The reflooring project spawned a painting project. The flooring guys, who worked from Monday to Wednesday, came back today (Thursday) to pack up equipment and take away the old carpet. Nothing’s on for Friday, so we’ll use the day to stock up for Thanksgiving. Saturday morning another set of workers are coming to repaint the living and dining room walls; afterward we’re paying them to put the furniture, currently stuffed in the garage, back where it goes. Sunday we’ll put glassware, china, and books back in their cabinets and cases, then re-hang drapes and paintings. Can I remember how to connect the stereo components? It’s been a while!
It’s been hard on all of us, especially the dogs, imprisoned in the home office while stranger-danger contractors invade our home. Nor is the disruption over, but we can start to see the preverbal light at the top of the flagpole (that should give my friend’s “a little of stuff” a run for its money).
The FAKE!!! Seiko is back from Oregon, where another friend (and fellow watch hobbiest) tried to make it real. He was going to replace the dial and hands with new ones but ran into trouble with the hands. After we talked it over, we agreed the best course of action was to UPS the watch, partially reassembled, back to me.
It arrived two days ago and I took this photo. If you click on it you can scope out the glorious new dial … but you’ll also notice a distinct lack of second hands. Yesterday I took the watch, along with the tiny & problematic second hands, to a local watch repair shop. They agreed to take a whack at it, but no promises. With any luck no additional problems will surface and I’ll have a correct and running Seiko Pogue again.
There’s a hierarchy of Pogues. At the top is the “True Pogue,” the specific model Colonel Bill Pogue wore aboard Skylab in the mid-1970s, identifiable by the “Resist 70mm” text on the golden sunburst dial. Under that are the models Seiko built after the initial run, which lack that detail but are otherwise identical. Then there are the versions made with silver, black, and blue dials, all the same except for color.
My old Seiko was once a Pogue of the second kind; not True but at least a Pogue. Today it’s a “FrankenPogue,” one with replacement parts (the dial and, hopefully soon, hands). Those parts look exactly like the ones it came with, which begs the question: who would even be able to tell the difference? Seiko fanatics, that’s who. They’re like the pod people in Invasion of the Body Snatchers. One glance at a FrankenPogue and they start hissing.

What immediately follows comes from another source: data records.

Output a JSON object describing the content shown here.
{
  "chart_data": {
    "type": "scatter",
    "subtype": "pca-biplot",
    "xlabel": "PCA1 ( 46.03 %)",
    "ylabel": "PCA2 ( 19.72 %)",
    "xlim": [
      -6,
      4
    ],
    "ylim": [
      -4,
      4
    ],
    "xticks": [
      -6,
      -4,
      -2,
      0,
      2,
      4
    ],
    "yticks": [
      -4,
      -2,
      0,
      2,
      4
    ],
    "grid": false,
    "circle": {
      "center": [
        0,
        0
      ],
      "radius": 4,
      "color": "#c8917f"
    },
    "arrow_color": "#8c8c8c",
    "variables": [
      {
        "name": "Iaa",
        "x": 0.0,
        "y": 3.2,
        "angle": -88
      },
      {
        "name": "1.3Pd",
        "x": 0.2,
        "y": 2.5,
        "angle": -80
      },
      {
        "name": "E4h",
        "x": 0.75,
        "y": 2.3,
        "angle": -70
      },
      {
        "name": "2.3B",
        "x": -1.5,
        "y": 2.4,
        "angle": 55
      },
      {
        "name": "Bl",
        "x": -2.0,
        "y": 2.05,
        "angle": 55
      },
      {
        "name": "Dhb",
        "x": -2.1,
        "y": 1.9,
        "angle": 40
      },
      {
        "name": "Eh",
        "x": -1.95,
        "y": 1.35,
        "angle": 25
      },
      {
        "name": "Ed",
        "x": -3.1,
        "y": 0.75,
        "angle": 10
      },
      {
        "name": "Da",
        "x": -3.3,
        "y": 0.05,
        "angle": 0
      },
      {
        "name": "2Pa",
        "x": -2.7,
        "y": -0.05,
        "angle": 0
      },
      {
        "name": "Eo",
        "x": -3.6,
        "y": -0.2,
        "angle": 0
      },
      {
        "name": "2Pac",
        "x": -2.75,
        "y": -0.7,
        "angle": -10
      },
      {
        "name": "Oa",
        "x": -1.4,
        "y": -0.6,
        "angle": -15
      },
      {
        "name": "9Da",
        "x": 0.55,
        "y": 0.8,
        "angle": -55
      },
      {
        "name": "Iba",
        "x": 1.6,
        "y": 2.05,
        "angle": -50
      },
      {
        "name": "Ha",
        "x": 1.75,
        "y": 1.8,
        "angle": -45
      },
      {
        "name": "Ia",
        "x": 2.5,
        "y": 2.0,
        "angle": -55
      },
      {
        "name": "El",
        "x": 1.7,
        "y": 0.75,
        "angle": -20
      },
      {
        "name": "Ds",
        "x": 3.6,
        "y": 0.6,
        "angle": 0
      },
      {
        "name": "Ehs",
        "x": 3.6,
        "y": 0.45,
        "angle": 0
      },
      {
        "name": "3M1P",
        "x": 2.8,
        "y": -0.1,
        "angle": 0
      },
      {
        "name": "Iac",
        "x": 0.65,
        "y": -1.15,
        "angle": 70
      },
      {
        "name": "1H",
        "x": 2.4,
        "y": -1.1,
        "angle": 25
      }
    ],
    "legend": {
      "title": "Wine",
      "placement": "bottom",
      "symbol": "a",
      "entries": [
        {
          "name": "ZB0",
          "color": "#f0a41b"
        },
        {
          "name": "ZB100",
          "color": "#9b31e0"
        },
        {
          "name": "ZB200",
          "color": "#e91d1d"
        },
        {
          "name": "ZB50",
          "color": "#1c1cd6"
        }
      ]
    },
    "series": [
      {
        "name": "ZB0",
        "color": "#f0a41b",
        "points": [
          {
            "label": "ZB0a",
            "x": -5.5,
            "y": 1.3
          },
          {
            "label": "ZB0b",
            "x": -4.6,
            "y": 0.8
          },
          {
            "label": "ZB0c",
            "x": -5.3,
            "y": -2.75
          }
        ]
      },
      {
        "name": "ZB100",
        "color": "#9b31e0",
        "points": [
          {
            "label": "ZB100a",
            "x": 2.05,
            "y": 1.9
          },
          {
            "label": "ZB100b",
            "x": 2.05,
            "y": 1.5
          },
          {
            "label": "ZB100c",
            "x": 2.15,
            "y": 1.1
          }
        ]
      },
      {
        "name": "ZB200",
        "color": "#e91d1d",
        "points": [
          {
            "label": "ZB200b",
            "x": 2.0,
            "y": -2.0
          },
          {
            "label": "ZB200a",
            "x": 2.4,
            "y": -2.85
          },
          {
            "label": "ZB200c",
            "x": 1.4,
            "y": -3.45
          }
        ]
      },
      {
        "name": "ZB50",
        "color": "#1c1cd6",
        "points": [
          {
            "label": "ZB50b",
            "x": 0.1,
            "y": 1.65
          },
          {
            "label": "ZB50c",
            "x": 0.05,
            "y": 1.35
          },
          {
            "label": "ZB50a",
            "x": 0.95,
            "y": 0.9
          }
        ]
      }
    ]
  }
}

Well, fuck ’em. Show me a 45-year-old car with all its original parts.
I mentioned stocking up for Thanksgiving. We’ll be feeding six: the two of us and our daughter Polly, our friend Mary Anne, and our son and daughter in law, Greg and Beth. Donna decided to cook the turkey, stuffing, and sides from scratch after all. We bought prepared Thanksgiving dinners the last two times, and guess what? Between reheating and prep, they’re almost as much work as a DIY feast. Our only takeout this year will be the traditional Costco pumpkin pie.
Greg and I decided our contribution will be a mesquite-smoked beef brisket. We’ll get started early Thanksgiving morning. Since it’s outdoor work, we won’t be underfoot in the kitchen. And if at dinner we accidentally spill wine or gravy on the dining room floor, who cares? It’s concrete!